Half of this poster reports the first observation of neutrino-interaction candidates within ProtoDUNE. Independently of ProtoDUNE operations, the 400 GeV/c SPS proton beam at CERN is impinged on a target 700m upstream from ProtoDUNE, creating a source of neutrinos and, potentially, beyond-standard-model particles. The poster reports efforts to identify activity in ProtoDUNE consistent with the interaction of SPS-induced neutrinos. This has required the development and validation of new trigger strategies, pushing the limits of the DAQ capabilities with higher trigger rates. A full selection pipeline is implemented to remove 99.98% of the background cosmic-muon interactions while maintaining an efficiency of 14.2% on the neutrino signal. The excess of selected beam-related interactions compatible with neutrinos has been measured to be 1.4 events per hour, giving a significance of 6 sigma over the background. This analysis provides a crucial proof of concept for both hardware reliability and reconstruction algorithms for future ProtoDUNE rare event searches, whilst serving as a novel benchmark for validating event simulation and improving reconstruction performance.

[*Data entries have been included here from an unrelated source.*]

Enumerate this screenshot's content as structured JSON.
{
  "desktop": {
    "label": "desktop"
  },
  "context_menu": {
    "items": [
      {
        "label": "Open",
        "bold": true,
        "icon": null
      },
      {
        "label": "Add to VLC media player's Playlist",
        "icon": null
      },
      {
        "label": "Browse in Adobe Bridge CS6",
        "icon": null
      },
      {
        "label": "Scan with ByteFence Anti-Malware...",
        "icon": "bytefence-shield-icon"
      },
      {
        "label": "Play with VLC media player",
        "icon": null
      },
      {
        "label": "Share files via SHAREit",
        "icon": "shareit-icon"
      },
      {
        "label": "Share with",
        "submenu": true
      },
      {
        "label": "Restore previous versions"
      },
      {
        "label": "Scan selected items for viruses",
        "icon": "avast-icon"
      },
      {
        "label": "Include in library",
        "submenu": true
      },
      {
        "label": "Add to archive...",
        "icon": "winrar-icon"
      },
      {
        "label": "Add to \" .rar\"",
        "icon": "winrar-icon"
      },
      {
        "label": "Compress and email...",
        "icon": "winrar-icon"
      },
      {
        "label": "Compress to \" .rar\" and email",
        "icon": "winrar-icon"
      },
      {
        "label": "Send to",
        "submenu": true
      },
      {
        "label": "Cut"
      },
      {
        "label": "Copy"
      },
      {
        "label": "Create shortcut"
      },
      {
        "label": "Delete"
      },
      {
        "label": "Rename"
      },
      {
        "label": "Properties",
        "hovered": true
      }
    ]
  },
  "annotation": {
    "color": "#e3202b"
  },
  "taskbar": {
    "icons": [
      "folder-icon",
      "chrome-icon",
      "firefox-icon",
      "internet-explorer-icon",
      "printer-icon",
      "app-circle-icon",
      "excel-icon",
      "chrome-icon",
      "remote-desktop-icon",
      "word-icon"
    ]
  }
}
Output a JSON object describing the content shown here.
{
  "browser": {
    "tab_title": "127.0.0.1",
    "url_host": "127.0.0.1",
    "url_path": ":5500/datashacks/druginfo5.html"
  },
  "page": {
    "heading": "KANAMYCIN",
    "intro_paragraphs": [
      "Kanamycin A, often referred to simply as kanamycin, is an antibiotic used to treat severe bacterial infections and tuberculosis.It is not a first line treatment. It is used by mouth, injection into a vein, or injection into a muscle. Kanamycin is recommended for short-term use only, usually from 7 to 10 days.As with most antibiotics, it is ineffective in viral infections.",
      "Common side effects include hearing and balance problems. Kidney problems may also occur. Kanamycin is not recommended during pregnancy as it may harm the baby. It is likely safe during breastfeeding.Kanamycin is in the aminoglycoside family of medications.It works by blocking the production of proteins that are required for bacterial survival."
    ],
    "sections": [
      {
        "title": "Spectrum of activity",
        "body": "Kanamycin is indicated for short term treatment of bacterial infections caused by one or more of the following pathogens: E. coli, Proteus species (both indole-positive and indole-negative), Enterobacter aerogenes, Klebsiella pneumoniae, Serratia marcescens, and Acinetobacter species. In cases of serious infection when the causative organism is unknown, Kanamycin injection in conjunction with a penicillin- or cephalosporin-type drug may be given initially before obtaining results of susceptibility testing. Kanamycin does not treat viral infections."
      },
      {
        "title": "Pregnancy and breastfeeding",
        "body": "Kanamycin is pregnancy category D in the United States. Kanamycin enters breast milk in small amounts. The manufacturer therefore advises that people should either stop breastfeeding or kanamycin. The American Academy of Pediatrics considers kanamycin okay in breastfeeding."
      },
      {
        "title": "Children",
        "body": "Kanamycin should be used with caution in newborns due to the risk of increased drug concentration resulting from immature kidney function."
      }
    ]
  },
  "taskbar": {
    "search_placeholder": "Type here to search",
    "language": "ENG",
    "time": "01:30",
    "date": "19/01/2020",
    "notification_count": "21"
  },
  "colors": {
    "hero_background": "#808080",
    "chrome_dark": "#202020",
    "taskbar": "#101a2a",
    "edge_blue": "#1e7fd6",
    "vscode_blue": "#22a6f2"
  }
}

The second half of the poster reports steps towards a novel pion–argon scattering measurement with ProtoDUNE. This analysis aims to characterize the relationship between the visible energy deposited after the pion interaction and the primary pion energy across multiple interaction channels. By quantifying the missing energy related to the invisible neutrons and nuclear effects, these measurements provide key information into the energy reconstruction biases and the underlying nuclear models. Such constraints are vital for reducing the systematic uncertainties on the nuclear models used for neutrino interactions, which directly affect the precision of oscillation parameter measurements in DUNE.
Overall, this work integrates the first observation of neutrino candidates in a DUNE far-detector prototype, and pion–argon interaction studies for tackling the systematic uncertainties for the future measurements, contributing to the robust preparation of DUNE’s physics program.